While Alaska Sen. Lisa Murkowski and the 49th state fishing industry have been fretting about the dreaded “Frankenfish” salmon, a modern twist on old Mendelian genetics, mad scientists have been working to end-run the whole farming business.
The U.S. Food and Drug Administration (FDA) earlier this month gave its stamp of approval to the plans of Berkley, Calif.-based Upside Foods to produce chicken “meat” from cultured chicken cells, and the company has plans for meat and seafood products as well.
The FDA appears all on board with these ideas.
‘The FDA is ready to work with additional firms developing cultured animal cell food and production processes to ensure their food is safe and lawful under the Federal Food, Drug, and Cosmetic Act,” the agency said in a press release announcing plans to let Upside proceed.
“We are already engaged in discussions with multiple firms about various types of food made from cultured animal cells, including food made from seafood cells that will be overseen solely by the FDA. Our goal is to support innovation in food technologies while always maintaining as our priority the production of safe food.”
The announcement came a little over a month after BlueNalu, another California firm, announced it had “cracked the code” for the economically viable production of cultured seafood.

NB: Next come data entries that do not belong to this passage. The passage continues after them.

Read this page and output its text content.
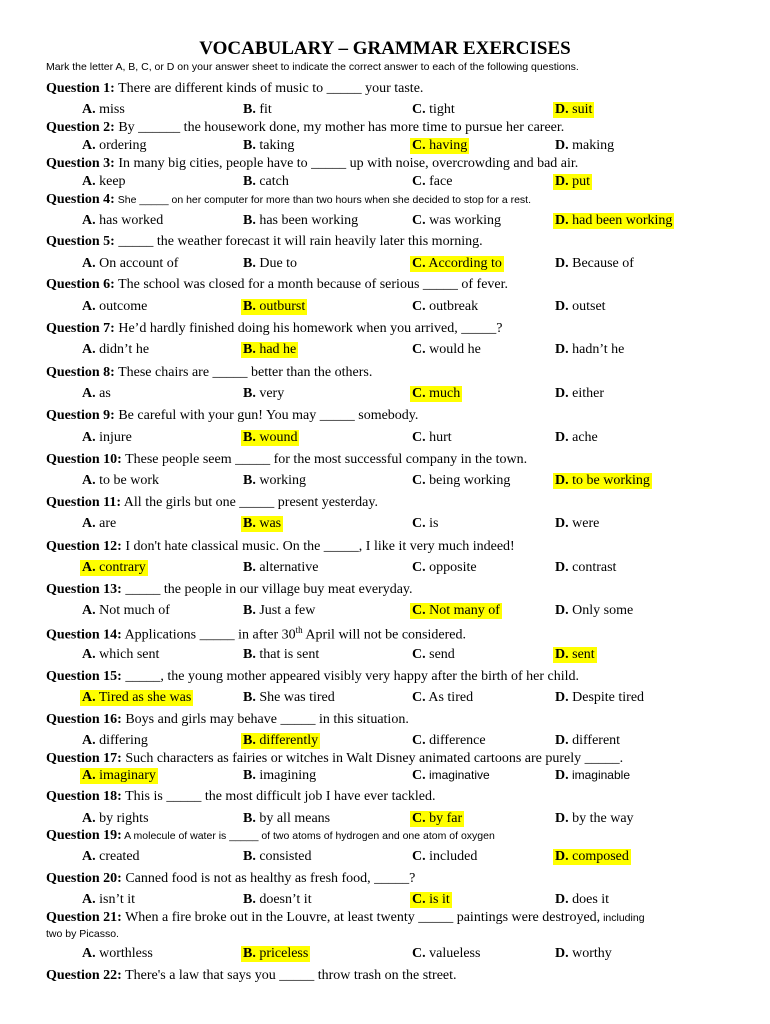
VOCABULARY – GRAMMAR EXERCISES
Mark the letter A, B, C, or D on your answer sheet to indicate the correct answer to each of the following questions.
Question 1: There are different kinds of music to _____ your taste.
A. miss	B. fit	C. tight	D. suit
Question 2: By ______ the housework done, my mother has more time to pursue her career.
A. ordering	B. taking	C. having	D. making
Question 3: In many big cities, people have to _____ up with noise, overcrowding and bad air.
A. keep	B. catch	C. face	D. put
Question 4: She _____ on her computer for more than two hours when she decided to stop for a rest.
A. has worked	B. has been working	C. was working	D. had been working
Question 5: _____ the weather forecast it will rain heavily later this morning.
A. On account of	B. Due to	C. According to	D. Because of
Question 6: The school was closed for a month because of serious _____ of fever.
A. outcome	B. outburst	C. outbreak	D. outset
Question 7: He’d hardly finished doing his homework when you arrived, _____?
A. didn’t he	B. had he	C. would he	D. hadn’t he
Question 8: These chairs are _____ better than the others.
A. as	B. very	C. much	D. either
Question 9: Be careful with your gun! You may _____ somebody.
A. injure	B. wound	C. hurt	D. ache
Question 10: These people seem _____ for the most successful company in the town.
A. to be work	B. working	C. being working	D. to be working
Question 11: All the girls but one _____ present yesterday.
A. are	B. was	C. is	D. were
Question 12: I don't hate classical music. On the _____, I like it very much indeed!
A. contrary	B. alternative	C. opposite	D. contrast
Question 13: _____ the people in our village buy meat everyday.
A. Not much of	B. Just a few	C. Not many of	D. Only some
Question 14: Applications _____ in after 30th April will not be considered.
A. which sent	B. that is sent	C. send	D. sent
Question 15: _____, the young mother appeared visibly very happy after the birth of her child.
A. Tired as she was	B. She was tired	C. As tired	D. Despite tired
Question 16: Boys and girls may behave _____ in this situation.
A. differing	B. differently	C. difference	D. different
Question 17: Such characters as fairies or witches in Walt Disney animated cartoons are purely _____.
A. imaginary	B. imagining	C. imaginative	D. imaginable
Question 18: This is _____ the most difficult job I have ever tackled.
A. by rights	B. by all means	C. by far	D. by the way
Question 19: A molecule of water is _____ of two atoms of hydrogen and one atom of oxygen
A. created	B. consisted	C. included	D. composed
Question 20: Canned food is not as healthy as fresh food, _____?
A. isn’t it	B. doesn’t it	C. is it	D. does it
Question 21: When a fire broke out in the Louvre, at least twenty _____ paintings were destroyed, including
two by Picasso.
A. worthless	B. priceless	C. valueless	D. worthy
Question 22: There's a law that says you _____ throw trash on the street.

In a media release, the company claimed that new technologies employed at its “large-scale production facility… are expected to drastically reduce both operating and capital costs for large-scale production, and when combined with the company’s premium product and market focus, will enable a projected 75 percent gross margin.”
BlueNau is focused on producing bluefin tuna in the laboratory, but it is far from the only player in the business of growing protein products from cells instead of naturally on the farm or in the wild.